Un fiume in piena. Anzi, due: Renzo e Stefano Rosso lanciano dalle colonne de “La Gazzetta dello Sport” l’allarme sul calcio italiano. E non usano mezzi termini…
Il primo a prendere la parola (nel corso della bella intervista realizzata da Marco Iaria) è Stefano, presidente del Bassano. Il quale parte subito in quarta: «La questione dei ripescaggi è emblematica dello stato attuale del calcio italiano. Ogni estate il sistema si schianta perché tutela dirigenti poco raccomandabili, società e giocatori che si vendono le partite. Vogliamo lanciare un allarme: occhio che chi sta ai vertici non ha alcuna intenzione di cambiare. Ho letto le dichiarazioni di Abodi ma ora è il momento di cambiare, non tra un anno. Se non lo si fa, sarebbe più logico bloccare i ripescaggi, fare pulizia e attuare una selezione naturale che porti finalmente a una riduzione dei club professionistici. Non capiamo più le logiche che muovono chi governa il calcio italiano. O forse le capiamo benissimo: sono logiche guidate dagli interessi economici, delle tv in particolare». E scala una marcia quando si arriva a parlare di Claudio Lotito: «Sta sempre lì. Chissà se verrà deferito… D’altronde la giustizia sportiva è la stessa che non si sta muovendo sul Novara, nonostante il campionato sia finito da un bel po’».
A superare il muro del suono, però, ci pensa il padre Renzo, “mister Diesel”: «Sono anni e anni che dico che il calcio è marcio e corrotto. Noi a Bassano abbiamo portato managerialità ed etica, sogniamo in grande guardando ai modelli Sassuolo, Carpi e Frosinone, ma non è possibile vivere bene in questo mondo: troppe variabili impazzite. Ci sono persone o che campano di espedienti, e mi riferisco a presidenti di club che non hanno i soldi. Da qui la malagestione, gli episodi di corruzione, le zone d’ombra. Tutto questo deve finire altrimenti il calcio italiano non si risolleva».
Poi tocca di nuovo a Stefano Rosso parlare del suo Bassano: «Soffriamo l’impossibilità di fare programmazione, pur avendo varato a Bassano un progetto di ampio respiro con il coinvolgimento del territorio e dell’imprenditoria locale. C’è incertezza sulla categoria in cui giocare, sui criteri per l’utilizzo dei giovani, sulle modalità di ripartizione dei diritti tv. Norme che si tolgono e che si inseriscono, un gran pasticcio. E poi c’è il grosso problema del mancato rispetto delle regole. In questa stagione abbiamo perso la promozione diretta a Monza, giocando contro una squadra fallita da mesi.
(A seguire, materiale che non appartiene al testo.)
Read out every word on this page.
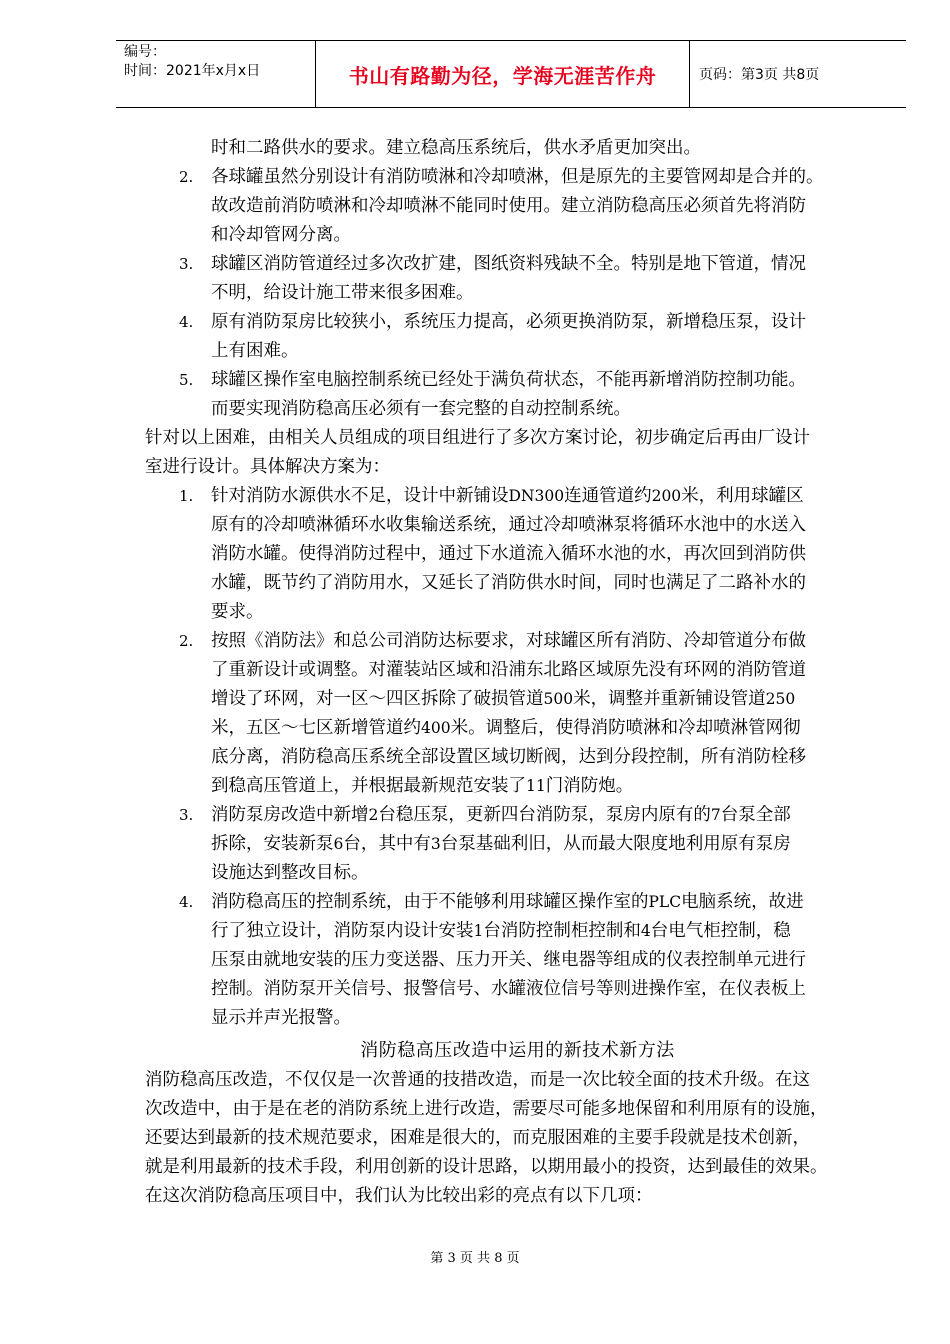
编号：
时间：2021年x月x日	书山有路勤为径，学海无涯苦作舟	页码：第3页 共8页
时和二路供水的要求。建立稳高压系统后，供水矛盾更加突出。
2. 各球罐虽然分别设计有消防喷淋和冷却喷淋，但是原先的主要管网却是合并的。
故改造前消防喷淋和冷却喷淋不能同时使用。建立消防稳高压必须首先将消防
和冷却管网分离。
3. 球罐区消防管道经过多次改扩建，图纸资料残缺不全。特别是地下管道，情况
不明，给设计施工带来很多困难。
4. 原有消防泵房比较狭小，系统压力提高，必须更换消防泵，新增稳压泵，设计
上有困难。
5. 球罐区操作室电脑控制系统已经处于满负荷状态，不能再新增消防控制功能。
而要实现消防稳高压必须有一套完整的自动控制系统。
针对以上困难，由相关人员组成的项目组进行了多次方案讨论，初步确定后再由厂设计
室进行设计。具体解决方案为：
1. 针对消防水源供水不足，设计中新铺设DN300连通管道约200米，利用球罐区
原有的冷却喷淋循环水收集输送系统，通过冷却喷淋泵将循环水池中的水送入
消防水罐。使得消防过程中，通过下水道流入循环水池的水，再次回到消防供
水罐，既节约了消防用水，又延长了消防供水时间，同时也满足了二路补水的
要求。
2. 按照《消防法》和总公司消防达标要求，对球罐区所有消防、冷却管道分布做
了重新设计或调整。对灌装站区域和沿浦东北路区域原先没有环网的消防管道
增设了环网，对一区～四区拆除了破损管道500米，调整并重新铺设管道250
米，五区～七区新增管道约400米。调整后，使得消防喷淋和冷却喷淋管网彻
底分离，消防稳高压系统全部设置区域切断阀，达到分段控制，所有消防栓移
到稳高压管道上，并根据最新规范安装了11门消防炮。
3. 消防泵房改造中新增2台稳压泵，更新四台消防泵，泵房内原有的7台泵全部
拆除，安装新泵6台，其中有3台泵基础利旧，从而最大限度地利用原有泵房
设施达到整改目标。
4. 消防稳高压的控制系统，由于不能够利用球罐区操作室的PLC电脑系统，故进
行了独立设计，消防泵内设计安装1台消防控制柜控制和4台电气柜控制，稳
压泵由就地安装的压力变送器、压力开关、继电器等组成的仪表控制单元进行
控制。消防泵开关信号、报警信号、水罐液位信号等则进操作室，在仪表板上
显示并声光报警。
消防稳高压改造中运用的新技术新方法
消防稳高压改造，不仅仅是一次普通的技措改造，而是一次比较全面的技术升级。在这
次改造中，由于是在老的消防系统上进行改造，需要尽可能多地保留和利用原有的设施，
还要达到最新的技术规范要求，困难是很大的，而克服困难的主要手段就是技术创新，
就是利用最新的技术手段，利用创新的设计思路，以期用最小的投资，达到最佳的效果。
在这次消防稳高压项目中，我们认为比较出彩的亮点有以下几项：
第 3 页 共 8 页
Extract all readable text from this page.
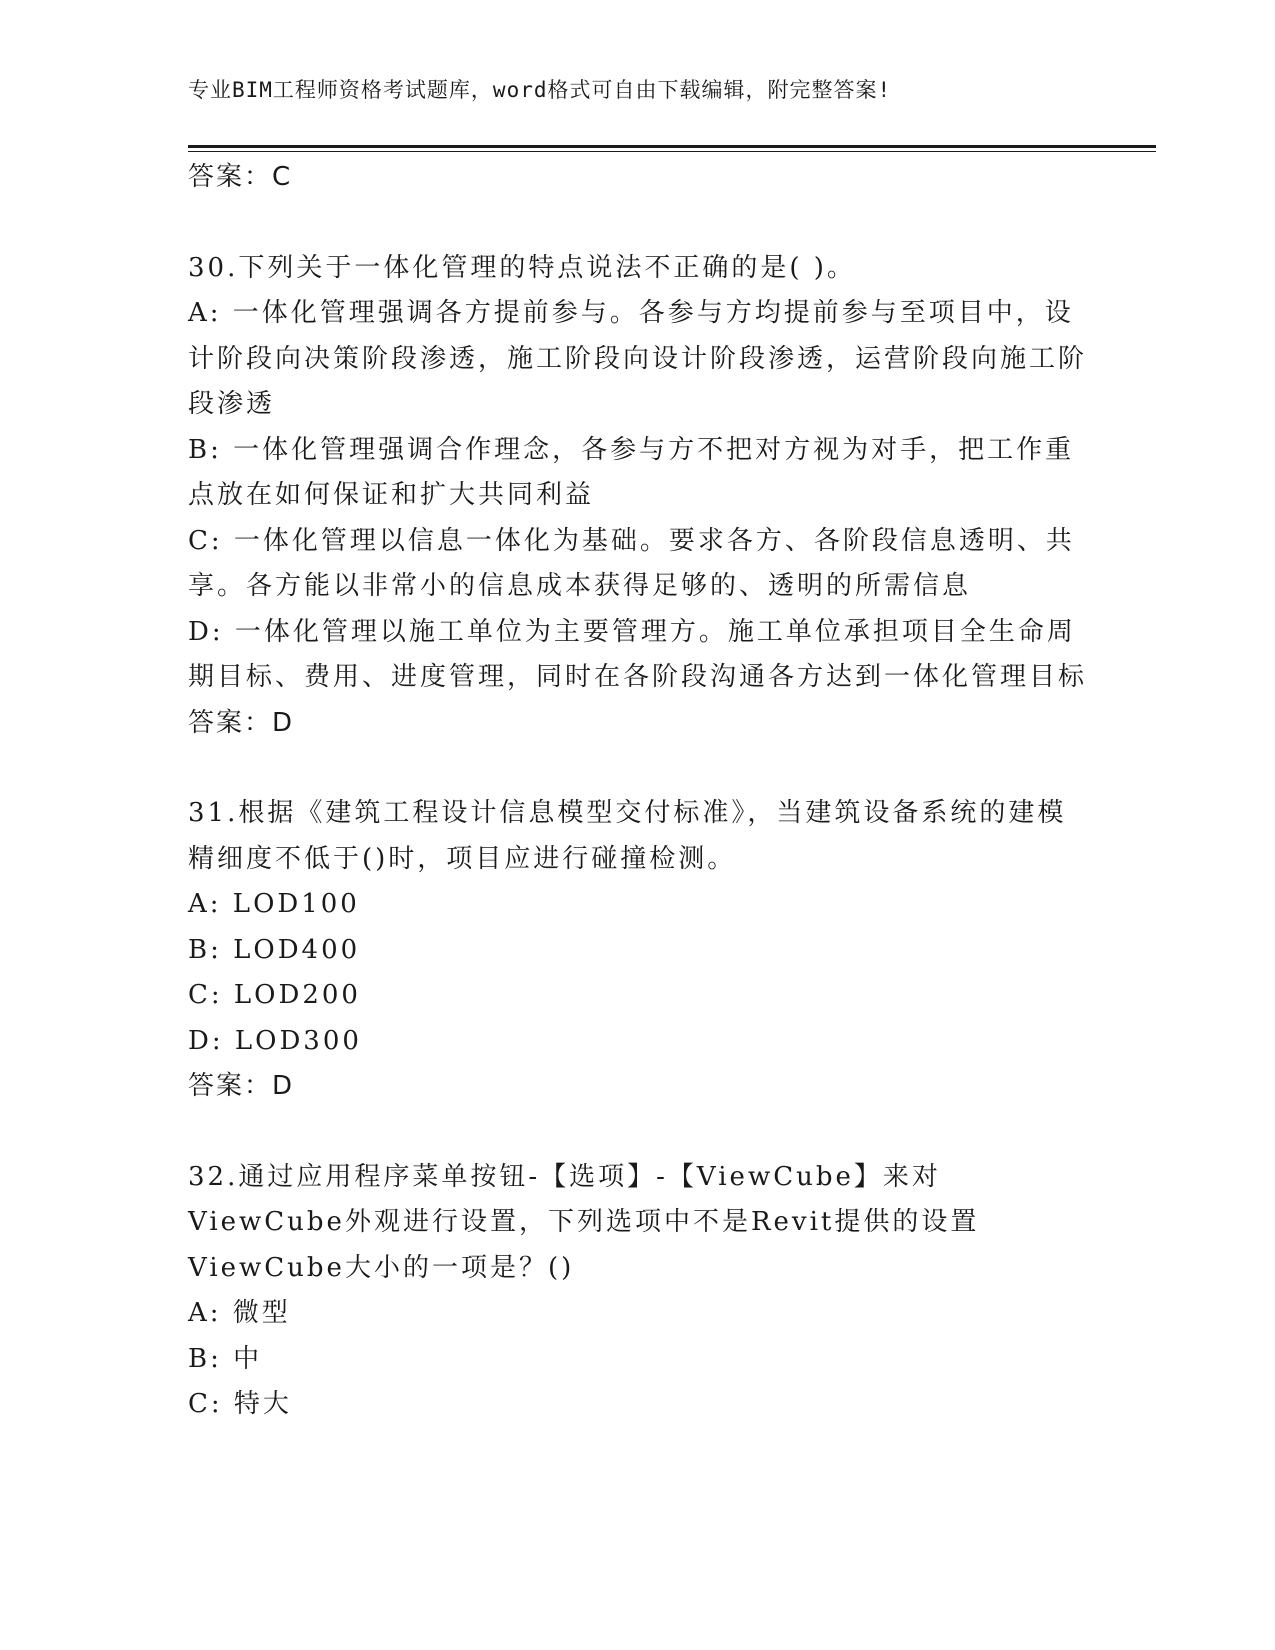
专业BIM工程师资格考试题库，word格式可自由下载编辑，附完整答案!
答案：C
30.下列关于一体化管理的特点说法不正确的是( )。
A: 一体化管理强调各方提前参与。各参与方均提前参与至项目中，设计阶段向决策阶段渗透，施工阶段向设计阶段渗透，运营阶段向施工阶段渗透
B: 一体化管理强调合作理念，各参与方不把对方视为对手，把工作重点放在如何保证和扩大共同利益
C: 一体化管理以信息一体化为基础。要求各方、各阶段信息透明、共享。各方能以非常小的信息成本获得足够的、透明的所需信息
D: 一体化管理以施工单位为主要管理方。施工单位承担项目全生命周期目标、费用、进度管理，同时在各阶段沟通各方达到一体化管理目标
答案：D
31.根据《建筑工程设计信息模型交付标准》，当建筑设备系统的建模精细度不低于()时，项目应进行碰撞检测。
A: LOD100
B: LOD400
C: LOD200
D: LOD300
答案：D
32.通过应用程序菜单按钮-【选项】-【ViewCube】来对ViewCube外观进行设置，下列选项中不是Revit提供的设置ViewCube大小的一项是？()
A: 微型
B: 中
C: 特大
Dopo è toccato al Pordenone, sconfitto dallo stesso Monza e retrocesso. Perché quel club è stato iscritto? Perché non è stato fermato a gennaio? Senza dimenticare che in B l’Entella è retrocesso perché qualcun altro si è comprato la salvezza».
La chiusura è dedicata ad un’ulteriore analisi generale: «Cosa manca al calcio italiano? Se ha perso terreno nei confronti dei competitor europei, è perché il prodotto si è svilito in assenza di progetti seri dal punto di vista manageriale e politiche di medio-lungo termine. Nelle istituzioni vige un sistema in cui tutte le pedine devono essere allineate altrimenti si scende sempre a compromessi. Coni e Federazione sono prigionieri di un sistema che non governano più. Il calcio italiano va gestito da manager e non da politici. Macalli? Il suo tempo è finito, se mollasse adesso farebbe solo il bene della Lega Pro. Vogliamo il cambiamento ma il vero problema è che non si è ancora presentata un’alternativa forte. Svegliamoci, il commissariamento sarebbe una sconfitta per tutti quanti: non abbiamo tempo da perdere, la Lega Pro sta fallendo. La mia ricetta? «Paletti all’ingresso per far sì che chi entra abbia tutti i requisiti; pene esemplari per chi sgarra; meno squadre ma più sane; facilitazioni per gli stadi di proprietà; più sgravi fiscali».